Wir Menschen sind Geh-Wesen.

Immer wollen wir irgendwohin, wo es besser ist. Den Weg dorthin teilen wir in „Schritte“ ein. Da bin ich, dort ist mein Ziel. Und auf geht’s! Ich bin unterwegs! Anfangs ein gutes, oft berauschendes Gefühl. Doch ein paar Schritte weiter meldet sich diese Kinderstimme: „Wann sind wir da-aaa?!“ – „Bald“, antworte ich. – „Und wann ist bald?!“ – „Sei still.“ ——————— „Sind wir jetzt da?“ – „Nein, noch nicht.“ —– „Wann dann?“ – „Zeitnah.“

Spätestens an diesem Punkt ist mein „Fort-Schritt“ gestört. Wie weiter?

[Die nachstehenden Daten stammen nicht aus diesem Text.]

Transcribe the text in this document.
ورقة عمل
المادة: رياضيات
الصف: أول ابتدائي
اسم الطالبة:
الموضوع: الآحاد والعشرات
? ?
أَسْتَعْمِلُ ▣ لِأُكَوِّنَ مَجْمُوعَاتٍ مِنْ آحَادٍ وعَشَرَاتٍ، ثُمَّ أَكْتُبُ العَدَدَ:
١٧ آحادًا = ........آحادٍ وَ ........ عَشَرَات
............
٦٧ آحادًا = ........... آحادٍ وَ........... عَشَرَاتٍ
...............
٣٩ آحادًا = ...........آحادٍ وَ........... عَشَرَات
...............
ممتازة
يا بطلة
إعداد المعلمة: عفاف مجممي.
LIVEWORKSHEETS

Eine Tasse Tee später dämmert mir: Dieser Einstieg stimmt vielleicht gar nicht. Es heißt ja Fort-Schritt. Nicht Hin-Schritt. Offenbar ist das „Fort-von-hier“ ein wichtigeres Motiv als das „Hin-zu-was“. Gibt es Fortschritt, weil wir es hier und jetzt nicht aushalten? Alles nur Unruhe, nur sinnloses Getriebensein? Oder alles aus der Not geboren, aus sklavischen Zuständen, aus der Sehnsucht nach dem irgendwie beschaffenen gelobten Land?

Kleiner Bedeutungs-Check in unserer Schwestersprache: Progress, abstammend vom lateinischen pro-gredi heißt im Kern vorwärts-schreiten. Kleine Verschiebung also: Nicht „fort!“, sondern „vorwärts!“. Aber wo genau ist „vorne“ für das Vorwärts? Offenbar gilt beim Progress wie beim Fortschritt: Hauptsache, weg von hier.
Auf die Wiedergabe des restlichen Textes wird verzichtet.